Os recém-nascidos não são humanos, mas são capazes de experimentar emoções e de raciocinar. Nem tampouco trata-se de animais de estimação, mas eles oferecem companhia e fazem com que os donos riam.

Eles poderão ler estórias de dormir para as crianças ou trazer uma xícara de chá para um pai doente, patrulhar o quintal para evitar a entrada de intrusos, aparar a grama, passar o aspirador de pó ou operar outros eletrodomésticos. Eles vão também ocupar o seu escritório, selecionando a correspondência ou molhando as plantas.

Estamos falando de robôs e, para Bill Gross, eles representam a evolução natural do computador pessoal. "Com todo o poder de processamento de que dispõe os microcomputadores atuais, o próximo passo é acrescentar ao equipamento funções sensoriais sofisticadas".

Na conferência anual de tecnologia Demo, em Phoenix, Gross, presidente da Idealab, anunciou o lançamento de uma companhia de programação, a Evolution Robotics, que planeja criar uma geração de robôs pessoais.

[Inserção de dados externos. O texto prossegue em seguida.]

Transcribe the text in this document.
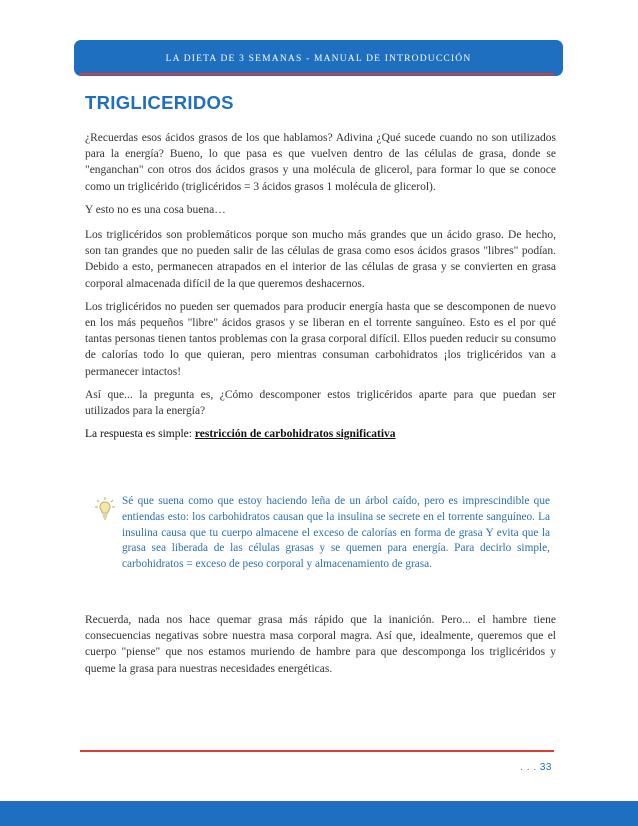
LA DIETA DE 3 SEMANAS - MANUAL DE INTRODUCCIÓN
TRIGLICERIDOS

¿Recuerdas esos ácidos grasos de los que hablamos? Adivina ¿Qué sucede cuando no son utilizados para la energía? Bueno, lo que pasa es que vuelven dentro de las células de grasa, donde se "enganchan" con otros dos ácidos grasos y una molécula de glicerol, para formar lo que se conoce como un triglicérido (triglicéridos = 3 ácidos grasos 1 molécula de glicerol).

Y esto no es una cosa buena…

Los triglicéridos son problemáticos porque son mucho más grandes que un ácido graso. De hecho, son tan grandes que no pueden salir de las células de grasa como esos ácidos grasos "libres" podían. Debido a esto, permanecen atrapados en el interior de las células de grasa y se convierten en grasa corporal almacenada difícil de la que queremos deshacernos.

Los triglicéridos no pueden ser quemados para producir energía hasta que se descomponen de nuevo en los más pequeños "libre" ácidos grasos y se liberan en el torrente sanguíneo. Esto es el por qué tantas personas tienen tantos problemas con la grasa corporal difícil. Ellos pueden reducir su consumo de calorías todo lo que quieran, pero mientras consuman carbohidratos ¡los triglicéridos van a permanecer intactos!

Así que... la pregunta es, ¿Cómo descomponer estos triglicéridos aparte para que puedan ser utilizados para la energía?

La respuesta es simple: restricción de carbohidratos significativa

Sé que suena como que estoy haciendo leña de un árbol caído, pero es imprescindible que entiendas esto: los carbohidratos causan que la insulina se secrete en el torrente sanguíneo. La insulina causa que tu cuerpo almacene el exceso de calorías en forma de grasa Y evita que la grasa sea liberada de las células grasas y se quemen para energía. Para decirlo simple, carbohidratos = exceso de peso corporal y almacenamiento de grasa.

Recuerda, nada nos hace quemar grasa más rápido que la inanición. Pero... el hambre tiene consecuencias negativas sobre nuestra masa corporal magra. Así que, idealmente, queremos que el cuerpo "piense" que nos estamos muriendo de hambre para que descomponga los triglicéridos y queme la grasa para nuestras necesidades energéticas.

. . . 33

Através da criação de uma "plataforma de software aberto", que a Evolution vai licenciar para fabricantes e projetistas, Gross espera controlar essa linhagem de máquinas da mesma maneira que a Microsoft, através do Windows, adquiriu o monopólio sobre os microcomputadores.

Se tudo sair de acordo com o planejado, ele acredita que robôs produzidos em massa, baseados no software da Evolution, vão ter um preço variando entre US$ 50 (R$ 123) e US$ 5.000 (R$ 12.300), sendo que os primeiros produtos do gênero devem aparecer dentro de um ano.

Os robôs, quer se pareçam com insetos repulsivos, com seres alienígenas ou imitem a forma humana, há muito tempo caíram na estima dos fãs da ficção científica. Os estereótipos mais conhecidos são os personagens de Guerra nas Estrelas, que podem ser inteligentes como um C3-P0 ou não passarem de autômatos cômicos, tão estúpidos quando uma maçaneta de porta.

Mas, há alguns anos os robôs saíram do território da fantasia. Eles vêm sendo utilizados nas linhas de montagem de fábricas, nos equipamentos militares de reconhecimento aéreo, ou até no local em que desmoronou o World Trade Center, em Nova York, onde máquinas móveis equipadas com câmeras examinam as brechas nos destroços em busca de corpos. E os robôs são capazes ainda de funcionar como seus olhos e ouvidos quando você não pode ir para uma casa de férias ou outro local remoto.

"Eu tenho a convicção de que na próxima década presenciaremos a aplicação dos robôs em serviços domésticos e sociais, em uma escala que nunca antes presenciamos", afirma George Bekey, fundador do Robotics Research Lab, da University of Southern Califórnia, e membro do comitê de conselheiros da Evolution. Acredita-se que já existem mais de 100 companhias em todo o mundo desenvolvendo algum protótipo.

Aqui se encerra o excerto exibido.